Mysql – Store time series data efficiently without wasting space

database-designMySQLtime

I'm building an application to calculate different KPI metrics for customers of an ecommerce website e.g. (avg. order value, avg. items count and so on). KPIs are integer and or double values e.g. number of items bought, avg. order value, gross margin…

The application fetches orders data, calculate metrics and store them.
I'm using MySQL as a relational database.

about metrics:

I currently have 10 metrics to calculate for each customer.

Metrics can increase in the future but not so frequently so I can consider "10" as quite definitive. Anyway altering schema in the future is not a problem at all.

I need to calculate each metric on a weekly basis (at minimum).
Metrics are about customers.

about customers:

Customers are 30k and they are growing + 0.5k/month rate.

Not all customers buy with the same frequency. I can have occasional buyers but also heavy buyers.

I want to show a graph with the overall trend of a specific KPI in a given timespan.

I want to show a graph with the trend of a metric for a specific customer in a given timespan.

My entites are:

  • orders
  • customers
  • customers_kpi

I'm worried about storing a huge amount of useless data

52 weeks * 30k users * 4+ years = 6.2M rows at minimum

I have 2 questions:

  1. Should I store rows for customers without orders for a given timespan (e.g. the row will be all filled with NULL)? Can avoid it somehow without affecting data visualization?

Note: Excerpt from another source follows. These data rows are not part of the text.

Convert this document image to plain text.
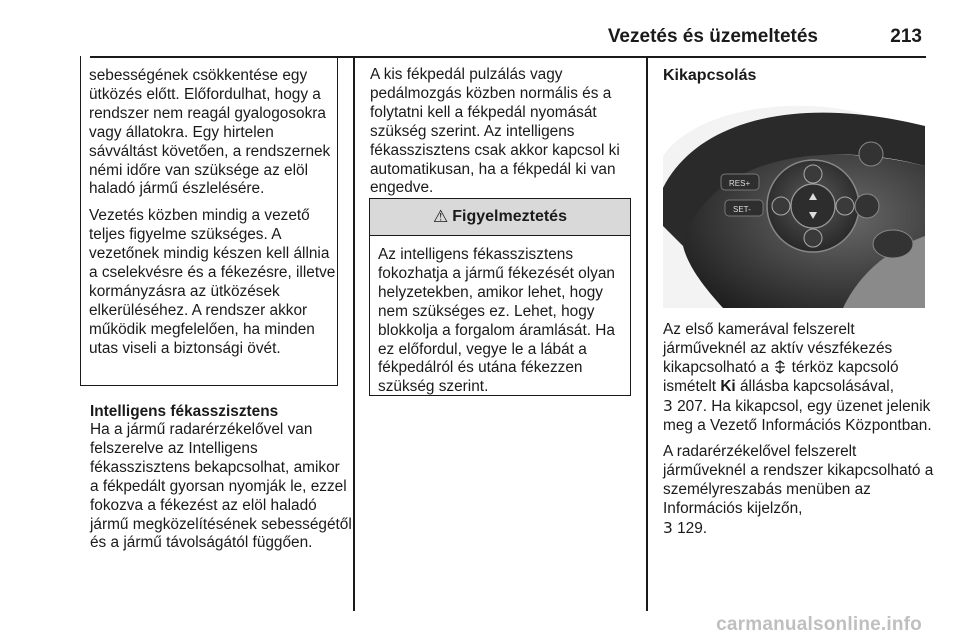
Vezetés és üzemeltetés	213

sebességének csökkentése egy ütközés előtt. Előfordulhat, hogy a rendszer nem reagál gyalogosokra vagy állatokra. Egy hirtelen sávváltást követően, a rendszernek némi időre van szüksége az elöl haladó jármű észlelésére.

Vezetés közben mindig a vezető teljes figyelme szükséges. A vezetőnek mindig készen kell állnia a cselekvésre és a fékezésre, illetve kormányzásra az ütközések elkerüléséhez. A rendszer akkor működik megfelelően, ha minden utas viseli a biztonsági övét.

Intelligens fékasszisztens

Ha a jármű radarérzékelővel van felszerelve az Intelligens fékasszisztens bekapcsolhat, amikor a fékpedált gyorsan nyomják le, ezzel fokozva a fékezést az elöl haladó jármű megközelítésének sebességétől és a jármű távolságától függően.

A kis fékpedál pulzálás vagy pedálmozgás közben normális és a folytatni kell a fékpedál nyomását szükség szerint. Az intelligens fékasszisztens csak akkor kapcsol ki automatikusan, ha a fékpedál ki van engedve.

⚠ Figyelmeztetés

Az intelligens fékasszisztens fokozhatja a jármű fékezését olyan helyzetekben, amikor lehet, hogy nem szükséges ez. Lehet, hogy blokkolja a forgalom áramlását. Ha ez előfordul, vegye le a lábát a fékpedálról és utána fékezzen szükség szerint.

Kikapcsolás

RES+
SET-

Az első kamerával felszerelt járműveknél az aktív vészfékezés kikapcsolható a térköz kapcsoló ismételt Ki állásba kapcsolásával,
3 207. Ha kikapcsol, egy üzenet jelenik meg a Vezető Információs Központban.

A radarérzékelővel felszerelt járműveknél a rendszer kikapcsolható a személyreszabás menüben az Információs kijelzőn,
3 129.

carmanualsonline.info
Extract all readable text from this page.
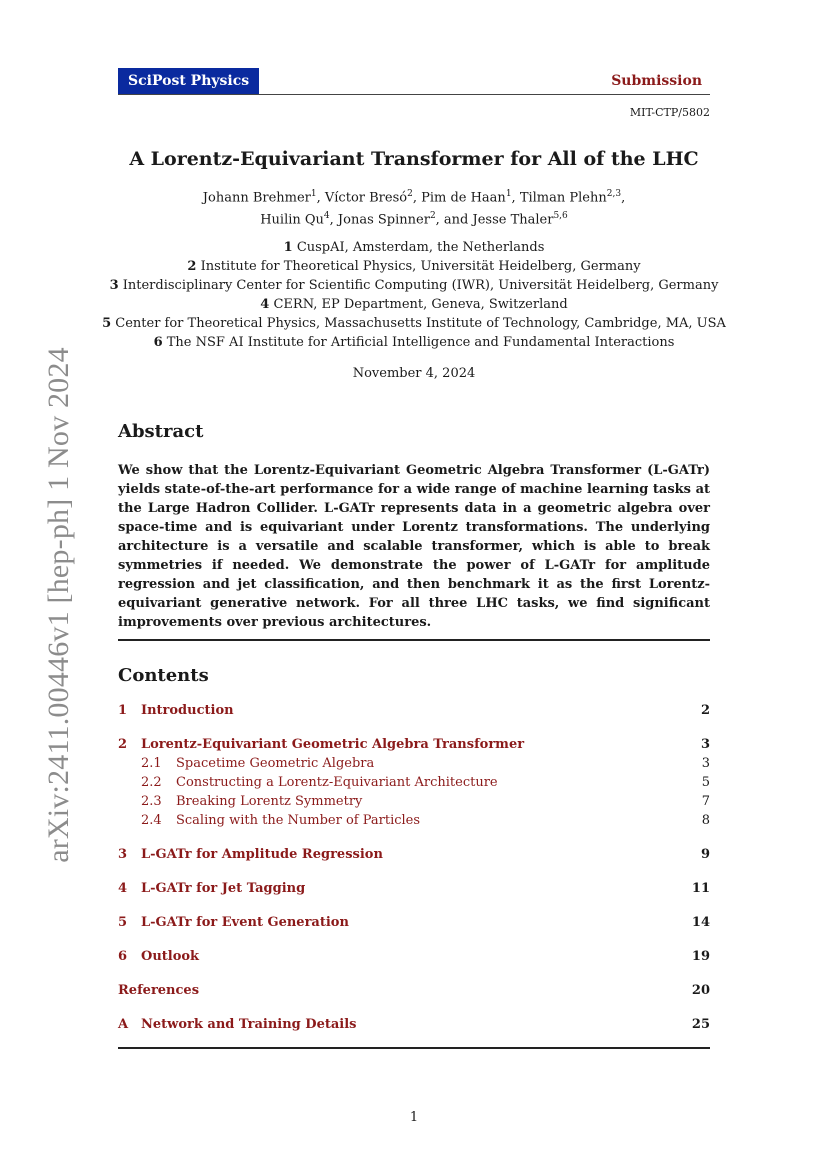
arXiv:2411.00446v1 [hep-ph] 1 Nov 2024
SciPost Physics	Submission
MIT-CTP/5802
A Lorentz-Equivariant Transformer for All of the LHC
Johann Brehmer$^1$, Víctor Bresó$^2$, Pim de Haan$^1$, Tilman Plehn$^{2,3}$,
Huilin Qu$^4$, Jonas Spinner$^2$, and Jesse Thaler$^{5,6}$
1 CuspAI, Amsterdam, the Netherlands
2 Institute for Theoretical Physics, Universität Heidelberg, Germany
3 Interdisciplinary Center for Scientific Computing (IWR), Universität Heidelberg, Germany
4 CERN, EP Department, Geneva, Switzerland
5 Center for Theoretical Physics, Massachusetts Institute of Technology, Cambridge, MA, USA
6 The NSF AI Institute for Artificial Intelligence and Fundamental Interactions
November 4, 2024
Abstract
We show that the Lorentz-Equivariant Geometric Algebra Transformer (L-GATr) yields state-of-the-art performance for a wide range of machine learning tasks at the Large Hadron Collider. L-GATr represents data in a geometric algebra over space-time and is equivariant under Lorentz transformations. The underlying architecture is a versatile and scalable transformer, which is able to break symmetries if needed. We demonstrate the power of L-GATr for amplitude regression and jet classification, and then benchmark it as the first Lorentz-equivariant generative network. For all three LHC tasks, we find significant improvements over previous architectures.
Contents
1	Introduction	2
2	Lorentz-Equivariant Geometric Algebra Transformer	3
2.1	Spacetime Geometric Algebra	3
2.2	Constructing a Lorentz-Equivariant Architecture	5
2.3	Breaking Lorentz Symmetry	7
2.4	Scaling with the Number of Particles	8
3	L-GATr for Amplitude Regression	9
4	L-GATr for Jet Tagging	11
5	L-GATr for Event Generation	14
6	Outlook	19
References	20
A Network and Training Details	25
1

  2. Which table structure is more efficient ("thin" table vs "fat" table) given that not all customers buy every week and number of metrics are unlikely to change often?

I'm in doubt among these 2 structures for customers_kpi table:

customer_id kpi1 kpi2 kpi3 ..kpiN from to

VS

customer_id kpi_name kpi_value from to

Best Answer

First off, a few million rows is nothing to be afraid of. Modern relational database management systems can handle up to trillions of rows on pretty standard hardware, when architected and indexed properly. Secondly, I like to measure things by a minimum of 10 years as a good test of time, so let's take your metric and annualize it over 10 years which gives us closer to ~15.6 million rows, and let's round it up to say 20 million (to account for customer growth etc). We're still in medium sized numbers, as far as number of records in a single table, so no big deal.

To answer your questions directly:

1. "Should I store rows for customers without orders for a given timespan (e.g. the row will be all filled with NULL)? Can avoid it somehow without affecting data visualization?"

A: There's no need to store empty rows. You can create a dates dimension table which will store a single row per date and then you can outer join to it such as SELECT * FROM dateDimensions AS D LEFT OUTER JOIN orders AS O ON D.date = O.orderDate WHERE D.date >= 'some date value' AND D.date < 'some other date value'. (You can join in your other tables here as needed.) This will help keep your table much leaner (maybe that 20 million rows in 10 years becomes 10 million or 5 million roughly) because now you're not storing multiple empty order or empty customer_kpi rows every week for every customer who didn't make an order, you're only storing one row per date (or your dates dimensions table can even be simplified to just storing one row per week - though probably overkill). And outer joining to your dates dimension table will maintain the same visualization you're looking for.

2. Which table structure is more efficient ("thin" table vs "fat" table) given that not all customers buy every week and number of metrics are unlikely to change often?

A: Both table structures have their place, and sometimes a denormalized table structure like your first example structure is better for an OLAP heavy / heavy reporting database regarding performance, but in general normalization is best practice when all things are equal, like your second example structure. Because 20 million rows (worse case number of rows based on my answer to your first question) is really nothing to be concerned about in a single table, and because you get better flexibility with querying about only specific KPIs (which can be more performant by not bringing back a fat row with a bunch of unneeded data), e.g. SELECT * FROM customers_kpi WHERE kpi_name = 'SomeSpecificKPI', I'd personally recommend starting with your second table structure. You can always easily transform it later on to look like your first structure if you need or should you change your mind and want to materialize it as that structure into a new table.